Typically the yarn count for yarn 60 is about 150 dtex and for yarn 65 is about 300 dtex. Collectively, the combined yarn count for both bars 1 and 2 is preferably in the range 350 to 650 dtex.

Typically yarn 70 is of a yarn count of about 150 dtex.

Yarns

60, 65 and 70 are preferably non-textured yarns; preferably polypropylene.

Preferably yarn 90 is a monofilament yarn having a size of about 0.17. Yarn 90 is preferably polypropylene.

Preferably the fabric is heat set after knitting and is also subjected to a finishing process in order to remove lubricants, conditioners etc from the yarns.

As an alternative arrangement, it is envisaged that the filter assembly of the present invention may comprise separate superimposed layers of fabric in which a lower fabric layer in surface contact which the support plate 32 has said ribbed surface 40 and in which an upper fabric layer in surface contact with the concrete slab 17 is provided with a surface defined by a series of closely spaced floats.

It is envisaged that the wales 60 may be formed by more than one warp yarn 61. For example, bar 1 may undergo a lapping motion of

0-1, 1-0 (repeat for x courses)

1-2, 2-1 (repeat for y courses); then repeat sequence.

Both x and y are preferably greater than 3; x and y may be different or the same.

As indicated above, the apertures 36 are usually circular in shape.

However, due to the fact that the fabric of the present invention is relatively flexible, during the pressing process, the shape of the apertures can be imprinted onto the slab.

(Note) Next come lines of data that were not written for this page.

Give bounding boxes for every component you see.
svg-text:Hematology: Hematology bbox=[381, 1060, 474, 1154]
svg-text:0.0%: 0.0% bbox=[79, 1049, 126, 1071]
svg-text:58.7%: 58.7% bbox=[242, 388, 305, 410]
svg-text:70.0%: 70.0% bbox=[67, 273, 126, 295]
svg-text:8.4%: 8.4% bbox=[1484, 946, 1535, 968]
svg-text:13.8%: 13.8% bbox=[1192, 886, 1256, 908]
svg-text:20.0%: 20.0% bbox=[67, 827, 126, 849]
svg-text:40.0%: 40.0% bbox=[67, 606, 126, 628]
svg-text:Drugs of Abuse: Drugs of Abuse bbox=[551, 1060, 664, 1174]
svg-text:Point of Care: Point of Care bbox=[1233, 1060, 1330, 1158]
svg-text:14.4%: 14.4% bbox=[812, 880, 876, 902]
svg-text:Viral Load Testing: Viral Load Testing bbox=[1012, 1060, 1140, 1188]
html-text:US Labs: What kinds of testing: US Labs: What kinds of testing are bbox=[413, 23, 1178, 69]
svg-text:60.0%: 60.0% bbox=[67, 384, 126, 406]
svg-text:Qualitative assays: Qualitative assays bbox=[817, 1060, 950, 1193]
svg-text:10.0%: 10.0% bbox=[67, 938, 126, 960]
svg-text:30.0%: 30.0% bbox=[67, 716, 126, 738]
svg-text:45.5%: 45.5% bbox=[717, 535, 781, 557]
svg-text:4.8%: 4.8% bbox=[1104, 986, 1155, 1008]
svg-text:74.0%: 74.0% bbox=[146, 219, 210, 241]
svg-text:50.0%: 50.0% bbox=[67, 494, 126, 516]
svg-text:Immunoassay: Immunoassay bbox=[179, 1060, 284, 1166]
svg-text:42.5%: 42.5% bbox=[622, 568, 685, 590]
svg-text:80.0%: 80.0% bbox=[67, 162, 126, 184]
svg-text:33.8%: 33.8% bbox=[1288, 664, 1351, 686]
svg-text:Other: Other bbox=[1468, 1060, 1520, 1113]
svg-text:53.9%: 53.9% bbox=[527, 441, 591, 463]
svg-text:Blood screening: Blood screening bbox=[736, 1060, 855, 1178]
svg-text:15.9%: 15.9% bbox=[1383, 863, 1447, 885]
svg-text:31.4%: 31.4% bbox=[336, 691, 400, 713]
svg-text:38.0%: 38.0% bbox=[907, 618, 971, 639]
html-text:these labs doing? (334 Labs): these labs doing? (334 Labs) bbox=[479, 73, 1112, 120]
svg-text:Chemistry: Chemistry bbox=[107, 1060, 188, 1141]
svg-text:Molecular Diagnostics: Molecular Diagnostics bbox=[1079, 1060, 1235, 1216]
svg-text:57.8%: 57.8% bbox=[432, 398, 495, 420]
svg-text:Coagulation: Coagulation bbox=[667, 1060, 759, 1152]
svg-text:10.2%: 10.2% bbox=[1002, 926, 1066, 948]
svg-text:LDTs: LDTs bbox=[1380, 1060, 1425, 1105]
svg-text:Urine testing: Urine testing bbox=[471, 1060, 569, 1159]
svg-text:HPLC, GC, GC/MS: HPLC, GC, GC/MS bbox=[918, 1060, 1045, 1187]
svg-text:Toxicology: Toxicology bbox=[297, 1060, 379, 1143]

This phenomena can be used with advantage to provide desired surface patterns on the slab. Accordingly, the apertures 36 may be of a geometrical shape in order to provide different surface effects on the slab.

Claims

What is claimed is:

1. A filter assembly for use in a press mould for moulding of cementitious products, the filter assembly including a fabric mounted in face to face contact with a support plate, perforated with a plurality of apertures arranged in a predetermined pattern to permit passage of fluid through the plate, the apertures defining imperforate zones therebetween, the fabric being knitted or woven to have a surface defined by a plurality of parallel ribs in face to face contact with the support plate, each pair of adjacent ribs defining therebetween opposed sides of a fluid channel which communicates with a number of said apertures and said imperforate zones, the ribs being knitted or woven to be sufficiently non-compressible in order to resist collapse of said fluid channels during compression of the cementitious product within said mould.

2. A filter assembly according to claim 1 wherein the fabric is a warp knitted fabric and the ribs are formed by wales of knitted stitches, the ribs being rendered sufficiently non-compressible by knitting the stitches sufficiently tightly.

3. A filter assembly according to claim 1 wherein the fabric is a warp knitted fabric and the ribs are formed by wales of knitted stitches incorporating at least one filler yarn which is laid-in or knitted-in along each wale of knitted stitches, the ribs being rendered sufficiently non-compressible by the incorporated filler yarns.

4. A filter assembly according to claim 1, 2 or 3 wherein the apertures in said plate are arranged in an array of columns and rows, said ribs being arranged so as to extend longitudinally at an acute angle relative to said columns.